One man who witnessed the collisions shortly after 9 p.m.,   said he was sitting at the light facing north on Main Street when he heard the oncoming siren of the ambulance and saw its emergency lights activated. 

He and another witness – who had been standing on the sidewalk in front of a nearby bar – both said they saw the westbound ambulance slow for the intersection to about 35 miles an hour when it was struck broadside by a southbound Honda that was estimated to be going at least 45 miles per hour as it T-boned the emergency vehicle.

After the initial impact the ambulance reportedly careened into a ‘90s Dodge mini-van sitting in the turn lane waiting to turn left onto North Main Street.  The impact of the ambulance drove the stationary vehicle some 20 feet back from the limit line and the crosswalk.  The occupants included a woman passenger who was reported to be four months pregnant and three small children.

Driver of the southbound vehicle, Parker Harris, 18, of Manteca and his passenger were both transported by ambulance – one to Doctors and the other to Kaiser.  The woman passenger in the Dodge mini-van, Alma Arguellas, was also transported to Doctors.

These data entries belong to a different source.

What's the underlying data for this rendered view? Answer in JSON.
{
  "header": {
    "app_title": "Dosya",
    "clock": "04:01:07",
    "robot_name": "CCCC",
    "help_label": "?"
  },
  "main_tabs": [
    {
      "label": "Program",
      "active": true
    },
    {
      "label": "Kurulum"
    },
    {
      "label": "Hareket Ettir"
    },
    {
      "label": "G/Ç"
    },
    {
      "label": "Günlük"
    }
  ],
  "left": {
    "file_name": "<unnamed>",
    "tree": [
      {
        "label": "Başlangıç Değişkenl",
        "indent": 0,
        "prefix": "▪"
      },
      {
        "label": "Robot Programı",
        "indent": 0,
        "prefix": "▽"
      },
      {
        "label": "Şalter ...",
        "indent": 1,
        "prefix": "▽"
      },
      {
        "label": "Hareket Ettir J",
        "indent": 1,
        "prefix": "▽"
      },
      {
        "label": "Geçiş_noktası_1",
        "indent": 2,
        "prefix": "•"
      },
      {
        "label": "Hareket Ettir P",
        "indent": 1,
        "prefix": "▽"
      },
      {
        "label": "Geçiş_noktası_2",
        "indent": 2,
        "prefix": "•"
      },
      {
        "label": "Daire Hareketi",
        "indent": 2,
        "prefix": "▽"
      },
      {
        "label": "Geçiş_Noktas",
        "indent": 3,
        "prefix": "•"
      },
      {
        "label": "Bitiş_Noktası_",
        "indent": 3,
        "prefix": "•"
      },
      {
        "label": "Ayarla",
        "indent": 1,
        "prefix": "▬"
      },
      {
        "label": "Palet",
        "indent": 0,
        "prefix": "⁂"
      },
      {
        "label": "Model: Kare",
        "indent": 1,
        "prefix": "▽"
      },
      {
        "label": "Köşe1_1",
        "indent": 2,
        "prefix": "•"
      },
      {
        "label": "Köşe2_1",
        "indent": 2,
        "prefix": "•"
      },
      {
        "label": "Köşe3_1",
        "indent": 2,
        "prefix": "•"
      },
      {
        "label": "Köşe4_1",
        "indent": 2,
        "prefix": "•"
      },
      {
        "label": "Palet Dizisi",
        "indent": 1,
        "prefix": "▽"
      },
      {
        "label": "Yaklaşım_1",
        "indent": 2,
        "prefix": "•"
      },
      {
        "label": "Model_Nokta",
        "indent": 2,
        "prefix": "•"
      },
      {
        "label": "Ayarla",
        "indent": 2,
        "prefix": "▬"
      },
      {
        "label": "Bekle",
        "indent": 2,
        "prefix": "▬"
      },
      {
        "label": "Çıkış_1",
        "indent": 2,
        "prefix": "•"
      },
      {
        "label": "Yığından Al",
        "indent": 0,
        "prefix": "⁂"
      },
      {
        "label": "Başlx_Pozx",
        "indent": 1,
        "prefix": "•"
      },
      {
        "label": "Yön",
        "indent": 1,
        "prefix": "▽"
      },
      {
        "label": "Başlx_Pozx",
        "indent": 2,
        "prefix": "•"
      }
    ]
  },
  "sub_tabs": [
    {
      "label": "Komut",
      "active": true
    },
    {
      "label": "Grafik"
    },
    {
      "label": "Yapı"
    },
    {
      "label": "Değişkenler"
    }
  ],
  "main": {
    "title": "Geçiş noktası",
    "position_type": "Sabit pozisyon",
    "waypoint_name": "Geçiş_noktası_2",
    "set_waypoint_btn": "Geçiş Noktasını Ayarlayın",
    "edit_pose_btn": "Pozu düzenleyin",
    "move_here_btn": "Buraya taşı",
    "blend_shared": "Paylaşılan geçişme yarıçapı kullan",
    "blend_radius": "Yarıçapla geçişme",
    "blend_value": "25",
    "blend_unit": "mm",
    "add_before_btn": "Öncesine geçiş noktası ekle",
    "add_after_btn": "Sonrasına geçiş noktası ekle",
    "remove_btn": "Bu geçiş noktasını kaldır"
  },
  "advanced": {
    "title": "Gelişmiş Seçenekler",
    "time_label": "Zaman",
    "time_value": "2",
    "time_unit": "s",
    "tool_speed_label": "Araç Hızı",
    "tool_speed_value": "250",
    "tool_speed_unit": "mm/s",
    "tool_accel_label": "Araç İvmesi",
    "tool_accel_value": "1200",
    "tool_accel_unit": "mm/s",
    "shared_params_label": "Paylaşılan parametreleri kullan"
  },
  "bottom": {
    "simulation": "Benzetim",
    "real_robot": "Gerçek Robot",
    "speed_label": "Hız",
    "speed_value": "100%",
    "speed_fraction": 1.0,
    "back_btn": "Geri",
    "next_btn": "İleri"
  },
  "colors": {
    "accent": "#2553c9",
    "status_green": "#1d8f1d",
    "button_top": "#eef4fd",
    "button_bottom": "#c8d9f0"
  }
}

The driver of the ambulance was Brian Chiara, 34, and the driver of the mini-van was Ricardo Arguellas, 32, of Manteca.  Neither was visibly injured in the crash.  The other ambulance medic also escaped injury

The City of Manteca was the first city in the region to install its city-wide Opticom sensors on traffic lights to allow emergency vehicles to switch the signal lights from red to green in their direction for an added degree of safety for them as well as for the motoring public. It occurred after a fatal police chase in the 1980s when a Manteca police unit pursing a suspect T-boned a vehicle at Union Road and Center Street killing the motorist.

Witnesses to the crash said the ambulance driver had the green light as he entered the intersection before the impact occurred.  None of the injuries appeared to be life threatening, officers said.